The Linear Tape Open (LTO) consortium has three technology-providing members: HP, IBM and Quantum and these licensed manufacturers continue to supply tape media and build drives. External drive data recovery when performed on these tapes i also extremely tough.
The challenge with LTO (and most other tape technologies) is its limited ability to throttle performance. Users must carefully manage their environment to ensure that they stream their drives or else backup performance will decline dramatically. Backup software vendors have recognized physical tape’s limitations and have developed technologies to improve backup speeds; however, the result is a degradation in restore speed.
The best solution to this problem is to introduce disk as a backup target.
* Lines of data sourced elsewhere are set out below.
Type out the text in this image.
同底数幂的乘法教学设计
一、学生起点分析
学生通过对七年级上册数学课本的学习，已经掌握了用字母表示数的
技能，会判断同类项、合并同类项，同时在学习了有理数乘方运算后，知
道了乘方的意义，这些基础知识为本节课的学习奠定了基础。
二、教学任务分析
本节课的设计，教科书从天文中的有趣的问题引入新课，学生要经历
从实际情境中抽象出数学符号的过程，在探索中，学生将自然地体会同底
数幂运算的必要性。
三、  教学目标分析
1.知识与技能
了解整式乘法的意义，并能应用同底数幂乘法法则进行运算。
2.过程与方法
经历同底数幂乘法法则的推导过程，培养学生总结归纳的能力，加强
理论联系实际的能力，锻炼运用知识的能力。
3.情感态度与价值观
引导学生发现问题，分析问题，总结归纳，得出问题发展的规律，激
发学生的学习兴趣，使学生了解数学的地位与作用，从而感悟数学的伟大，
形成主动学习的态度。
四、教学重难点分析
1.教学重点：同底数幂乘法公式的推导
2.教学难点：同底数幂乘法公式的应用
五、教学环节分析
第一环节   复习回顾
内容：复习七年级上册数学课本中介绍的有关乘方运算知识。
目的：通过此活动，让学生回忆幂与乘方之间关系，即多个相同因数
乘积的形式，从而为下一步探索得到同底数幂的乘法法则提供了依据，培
Disk provides infinitely variable ingest speeds and will not suffer the shoe-shining penalties of tape.
In summary, LTO-5 shows the LTO consortium’s commitment to increase tape density and performance. The real world performance improvements experienced by end users transitioning to LTO-5 will vary widely. This has always been the case with tape technology, but the added streaming requirements of LTO-5 increases the challenge. However physical tape still has a place in many enterprises as a deep archival medium, easily stored offsite, inexpensive, with instantaneous recording and good reliability. In this respect LTO-5 is well suited for this role.